Academy Bank is an SBA Preferred Lender, so decisions are made locally. As a result, your application moves faster than with lenders who require the SBA for every single approval.
SBA loan options can include:
- SBA 504 loans for fixed assets like equipment, land, buildings, or construction
- SBA 7(a) loans for broad business purposes including starting or buying a business, refinancing debt, purchasing real estate or equipment, and managing working capital
- SBA Express loans that can offer a term loan or a revolving line of credit with a quicker turnaround and less documentation
SBA loans are often a strong fit when you want longer repayment terms, lower down payments, or more flexibility around collateral requirements (depending on the specific program and use).
How to Choose the Best Business Loan for Your Small Business
Choosing between a business line of credit, a term loan, or an SBA loan usually comes down to a few considerations.
- For timing gaps—like seasonal cash flow swings or receivables that arrive after expenses—many businesses prefer a business line of credit because it stays available and can be reused.
- For major purchase with long-term value—like equipment or a big investment in operations—a term loan can match that longer horizon.
- For competitive terms and financing specifically for small businesses, SBA loans can be worth exploring—especially when your project is larger, more complex, or needs more flexible structure.
The right answer depends on 1) what you are financing, 2) how soon you need funds, and 3) how predictable you want repayment to be.
Business Lending Options at Academy Bank
Academy Bank supports small business owners with financing solutions that can match different needs and stages of growth:
- Business line of credit for revolving flexibility—borrow, repay, repeat for short-term needs like cash flow, inventory, and payroll (subject to credit approval)

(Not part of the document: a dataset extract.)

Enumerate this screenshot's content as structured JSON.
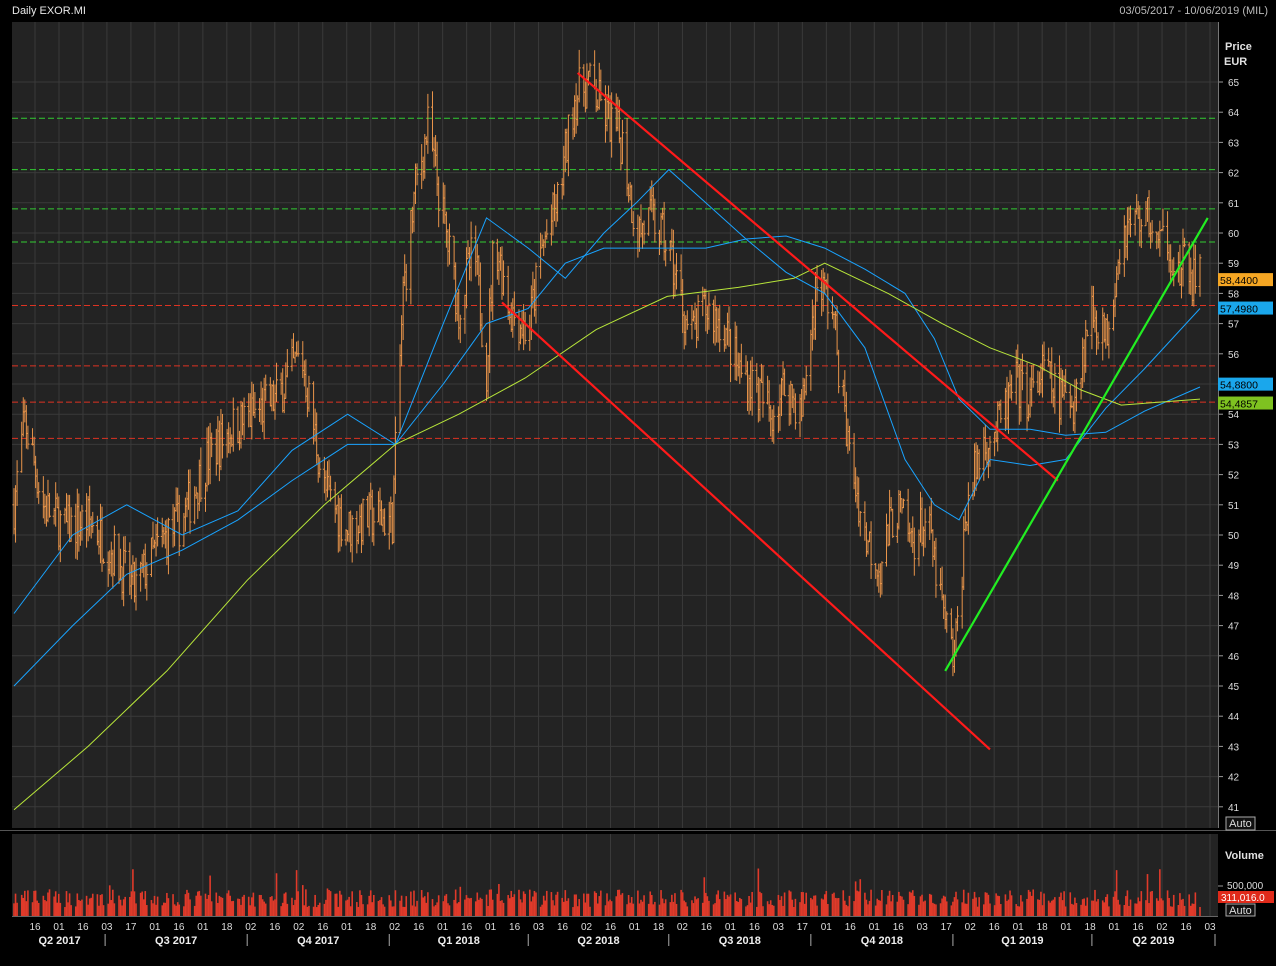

- Business term loans for longer-term needs, capital purchases, or debt consolidation
- SBA Loans through a Preferred Lender process, with options like 7(a), 504, and SBA Express
Frequently Asked Questions About Business Loans
What are business loans for small businesses used for?

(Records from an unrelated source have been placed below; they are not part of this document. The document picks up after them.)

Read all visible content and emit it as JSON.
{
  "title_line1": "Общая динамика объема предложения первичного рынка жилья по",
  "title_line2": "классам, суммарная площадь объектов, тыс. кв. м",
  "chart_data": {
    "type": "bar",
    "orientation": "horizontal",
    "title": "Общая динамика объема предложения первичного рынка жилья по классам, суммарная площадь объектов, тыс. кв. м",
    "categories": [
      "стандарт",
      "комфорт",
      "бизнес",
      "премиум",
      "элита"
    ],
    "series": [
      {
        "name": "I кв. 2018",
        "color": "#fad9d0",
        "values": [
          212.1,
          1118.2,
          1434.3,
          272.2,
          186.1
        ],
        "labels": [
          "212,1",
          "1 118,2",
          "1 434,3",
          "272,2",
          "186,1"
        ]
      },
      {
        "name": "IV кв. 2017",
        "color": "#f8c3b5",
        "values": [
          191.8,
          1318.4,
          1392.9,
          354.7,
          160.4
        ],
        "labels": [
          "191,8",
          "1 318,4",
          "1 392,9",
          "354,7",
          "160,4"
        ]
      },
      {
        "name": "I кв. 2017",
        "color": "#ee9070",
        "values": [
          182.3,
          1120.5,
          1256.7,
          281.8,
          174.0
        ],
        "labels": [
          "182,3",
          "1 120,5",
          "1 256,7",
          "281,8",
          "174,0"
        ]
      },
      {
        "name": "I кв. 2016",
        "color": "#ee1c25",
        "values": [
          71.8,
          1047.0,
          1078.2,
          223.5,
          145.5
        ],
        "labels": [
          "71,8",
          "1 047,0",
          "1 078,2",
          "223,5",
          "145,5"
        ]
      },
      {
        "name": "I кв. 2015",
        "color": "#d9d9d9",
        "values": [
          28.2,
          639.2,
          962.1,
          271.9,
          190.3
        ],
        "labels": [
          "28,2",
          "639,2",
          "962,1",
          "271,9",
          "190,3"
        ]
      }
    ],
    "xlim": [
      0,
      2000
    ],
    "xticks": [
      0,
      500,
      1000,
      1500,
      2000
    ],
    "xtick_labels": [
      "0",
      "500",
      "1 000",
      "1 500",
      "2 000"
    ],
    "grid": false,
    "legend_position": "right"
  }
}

Business loans for small businesses are commonly used for cash flow gaps, inventory, payroll, equipment purchases, renovations, working capital, and sometimes debt consolidation.
What is the difference between a business line of credit and a term loan?
A
business line of credit is revolving—you can borrow, repay, and borrow again up to your limit. A
term loan provides a lump sum that you repay over a set schedule.

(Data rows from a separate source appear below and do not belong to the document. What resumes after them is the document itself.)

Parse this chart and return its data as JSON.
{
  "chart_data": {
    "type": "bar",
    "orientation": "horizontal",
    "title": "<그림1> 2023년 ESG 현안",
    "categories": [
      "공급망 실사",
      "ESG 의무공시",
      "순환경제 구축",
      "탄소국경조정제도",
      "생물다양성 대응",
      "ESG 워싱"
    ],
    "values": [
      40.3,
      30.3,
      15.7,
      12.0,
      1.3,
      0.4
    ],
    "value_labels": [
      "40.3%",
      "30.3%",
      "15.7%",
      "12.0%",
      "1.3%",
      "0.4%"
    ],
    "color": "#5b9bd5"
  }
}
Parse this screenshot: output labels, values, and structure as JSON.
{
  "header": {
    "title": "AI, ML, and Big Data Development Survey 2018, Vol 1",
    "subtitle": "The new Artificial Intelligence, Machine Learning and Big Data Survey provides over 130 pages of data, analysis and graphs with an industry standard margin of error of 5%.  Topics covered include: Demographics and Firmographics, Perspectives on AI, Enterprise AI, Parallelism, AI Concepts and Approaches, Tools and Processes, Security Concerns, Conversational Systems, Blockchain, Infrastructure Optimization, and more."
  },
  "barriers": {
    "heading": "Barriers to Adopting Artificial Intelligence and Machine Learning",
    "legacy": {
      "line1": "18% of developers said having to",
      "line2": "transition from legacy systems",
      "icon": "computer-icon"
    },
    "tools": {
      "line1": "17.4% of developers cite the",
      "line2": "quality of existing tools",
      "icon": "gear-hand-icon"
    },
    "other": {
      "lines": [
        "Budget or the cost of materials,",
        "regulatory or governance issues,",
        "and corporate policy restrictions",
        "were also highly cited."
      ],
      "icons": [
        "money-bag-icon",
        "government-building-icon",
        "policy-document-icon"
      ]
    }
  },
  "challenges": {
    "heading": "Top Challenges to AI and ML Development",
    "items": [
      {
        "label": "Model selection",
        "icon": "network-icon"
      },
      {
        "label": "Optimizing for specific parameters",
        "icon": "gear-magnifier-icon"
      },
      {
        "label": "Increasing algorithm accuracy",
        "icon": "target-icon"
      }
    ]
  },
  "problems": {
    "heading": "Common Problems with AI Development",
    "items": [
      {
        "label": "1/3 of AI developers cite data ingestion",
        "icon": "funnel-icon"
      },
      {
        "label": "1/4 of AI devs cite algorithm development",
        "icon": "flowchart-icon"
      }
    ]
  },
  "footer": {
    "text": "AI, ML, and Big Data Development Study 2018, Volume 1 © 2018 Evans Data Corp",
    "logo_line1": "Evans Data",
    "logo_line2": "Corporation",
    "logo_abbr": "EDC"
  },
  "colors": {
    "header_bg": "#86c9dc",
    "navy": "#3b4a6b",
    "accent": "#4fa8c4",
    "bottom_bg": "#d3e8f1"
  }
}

Are SBA loans only for startups?
No. SBA loans can support startups, but they are also widely used for established businesses—such as buying a business, refinancing debt, purchasing equipment, or funding working capital.
Do SBA loans have different types?
Yes. Common SBA loan types include SBA 7(a), SBA 504, and SBA Express loans, each designed for different purposes and structures.
How do I choose the best business loan for small business cash flow needs?
Many businesses use a business line of credit for cash flow because it’s reusable and designed for short-term needs. A banker can help you compare that option to term loans or SBA programs based on your cash cycle.
How can I start an SBA loan application with Academy Bank?
You can begin by reaching out to the Academy Bank SBA team at
SBALoansAB@academybank.com.
Business Lending Solutions from Academy Bank
Choosing the right business loans for your small business can make day-to-day operations easier and long-term growth more achievable. Academy Bank offers business lines of credit, term loans, and SBA loans to help you find financing that fits your goals—not just your current moment.